私が担当する教育機会のまとめの中で、「学習効果の高い人になろう」という方向づけをすることがあります。
具体的には、「学んだことは、明日からではなく、今から活かすこと。つまり、即実行に移すこと」ということです。行動に活かさないのは、いくら頭で理解したつもりでも、身についたことにはなりません。学習と実行を両輪として動かすことでしか、修得という階段を昇ることは出来ません。知行合一の繰り返しこそが、着実な成長の方程式なのです。
このことは、これからも口うるさく言い続けていかなければなりません。難しいことを奨励するのではなく、当たり前のことを、こつこつコツコツと日々実行するよう仕向けていこうと思います。
今回のエッセイは、最近問いかける頻度が高い問題意識や想像力について、ブツブツ呟くことにします。
もっともっと、日々の気づきをぶつけ合いたい
“私の仕事は、結局、任務遂行上発生する問題を解決することです。問題解決の連続です”
これは、“あなたの仕事は何ですか?”という問いかけに対して、10数秒間考えた上での知人Eさんの回答でした。
その発した回答は、自分の仕事や役割とシッカリ向き合い、様々な事象や関連する人達に対する誠実な対応を通して行き着いた一つの考え方であり、結論なのではないでしょうか。それにしても、前向きな応え方だなあ、と感心したことを覚えております。
仕事の進め方の基本は、何はさておきPDCAサイクル(別名:マネジメントサイクル、デミングサイクル)をスパイラルアップすることにつきます。今までも、何度となく取りあげている根底となる行動指針です。PDCAサイクルを、私なりの解釈で編成し直して「成功確率の高くなる“問題解決の基本手順”」と名づけて活用しているのは、その重要性の証左なのです。
問題を解決する場合、「何が問題なのか」が判ったとして、「何故、その問題が発生したのか」、その原因を明らかにすることに苦労をしている時に、傍からよく言われるアドバイスがいくつかあります。
“もっと想像力を働かして考えてみよう”、“問題意識が足りないように思う”、“見方や見る角度を変えてみることで、先が見えてくるかもしれない”、“先ずは、四直四現主義による事実の観察からやってみよう”… などがあげられます。
その中の“想像すること”や“問題意識を働かせること”ということは、今までの考え方ややり方を疑ってかかる、という行為でもあります。原因がヒューマンエラーの場合には、その人の言動や行動理論、そして行為についてまでも疑ってかかるということも出てくるでしょう。先入観や思い込みということだってあり得ましょう。“嘘や偽り”であったり、“そうかも知れない?”という不確かな場合もあるでしょう。やはり基本は、事実は何かというところから出発しなければなりません。そうなれば、想像力も問題意識も、相手の立場になって発動することも求められます。

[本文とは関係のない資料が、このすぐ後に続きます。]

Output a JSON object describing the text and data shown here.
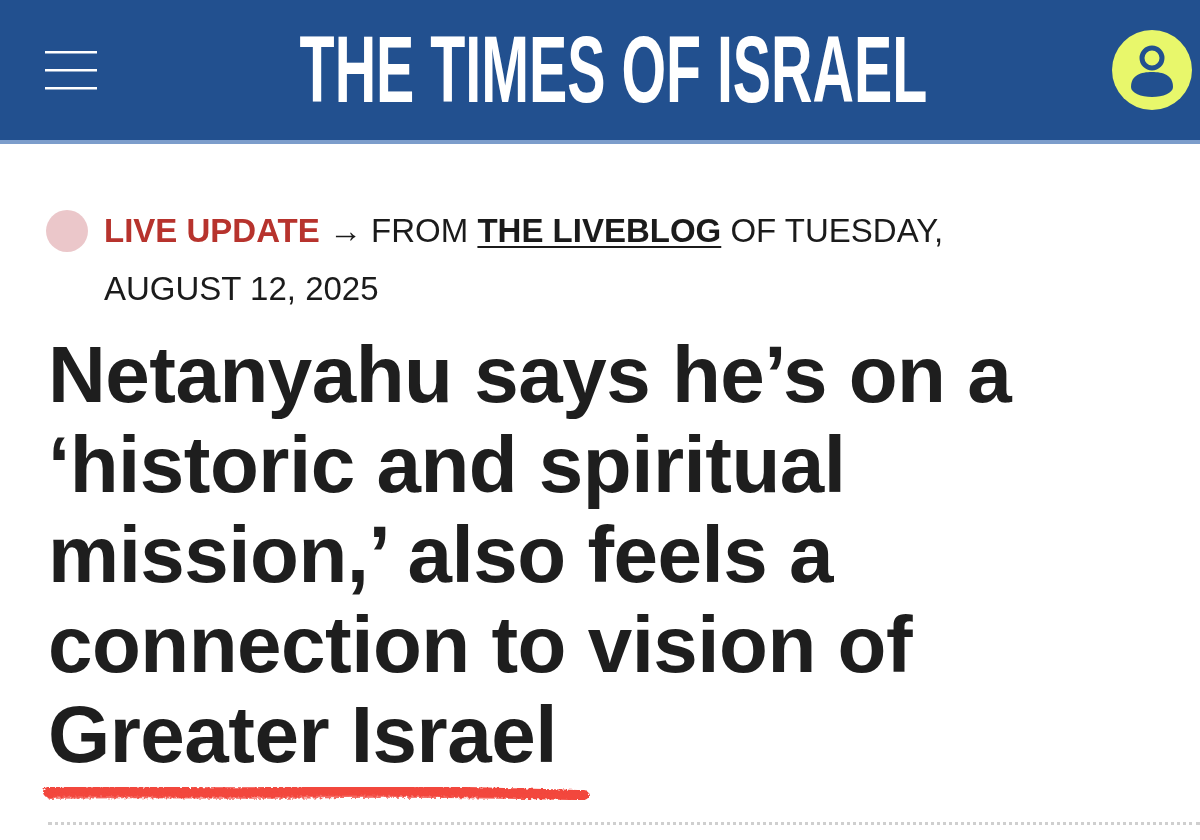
{
  "header": {
    "title": "THE TIMES OF ISRAEL"
  },
  "dateline": {
    "label": "LIVE UPDATE",
    "lead": "→ FROM",
    "link": "THE LIVEBLOG",
    "rest": "OF TUESDAY, AUGUST 12, 2025"
  },
  "headline": "Netanyahu says he’s on a ‘historic and spiritual mission,’ also feels a connection to vision of Greater Israel"
}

また、正攻法で取り組んでも、問題の入り組み具合の複雑さによっては、途方に暮れる時だってあります。しかし、私自身が問題解決の当事者になった時、どのような考えで、どのように対処するのか … 。その時に、私自身の全てが問われることになります。そう覚悟をしながら、日頃の仕事の取組み方がどうなっているのか、そのことに問題意識を集中させることの必要性も感じます。私が何をやったのかは、結局、日々の仕事の積み重ねだからです。

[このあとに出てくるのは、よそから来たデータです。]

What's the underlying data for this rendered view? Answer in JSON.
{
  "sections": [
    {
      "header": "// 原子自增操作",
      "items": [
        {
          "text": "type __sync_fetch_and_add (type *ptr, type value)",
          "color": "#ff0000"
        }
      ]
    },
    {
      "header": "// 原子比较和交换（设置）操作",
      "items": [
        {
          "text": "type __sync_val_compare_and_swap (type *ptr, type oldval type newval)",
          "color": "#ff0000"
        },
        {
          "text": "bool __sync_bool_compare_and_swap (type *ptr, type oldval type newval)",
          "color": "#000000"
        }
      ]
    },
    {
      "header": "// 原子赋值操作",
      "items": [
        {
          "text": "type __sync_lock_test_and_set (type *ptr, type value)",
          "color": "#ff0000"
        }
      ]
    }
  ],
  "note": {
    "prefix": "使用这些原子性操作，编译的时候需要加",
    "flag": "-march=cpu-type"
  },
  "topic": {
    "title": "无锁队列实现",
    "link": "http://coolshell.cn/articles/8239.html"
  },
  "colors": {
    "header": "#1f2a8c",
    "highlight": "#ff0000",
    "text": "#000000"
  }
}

それにしても、少しばかりの感受性を働かせ、問題意識のアンテナを高くして想像することを、想像して得た気づきをぶつけ合うことを、もっともっと身近な仕事仲間との間で奨励していかなければなりません。その繰り返しを、当り前に続けていけば、問題意識も感受性もスパイラルアップ状に高まっていくと確信しております。
今回のエッセイ、論点の整理がつかないままの呟きになってしまいました。お許し頂きたいと存じます。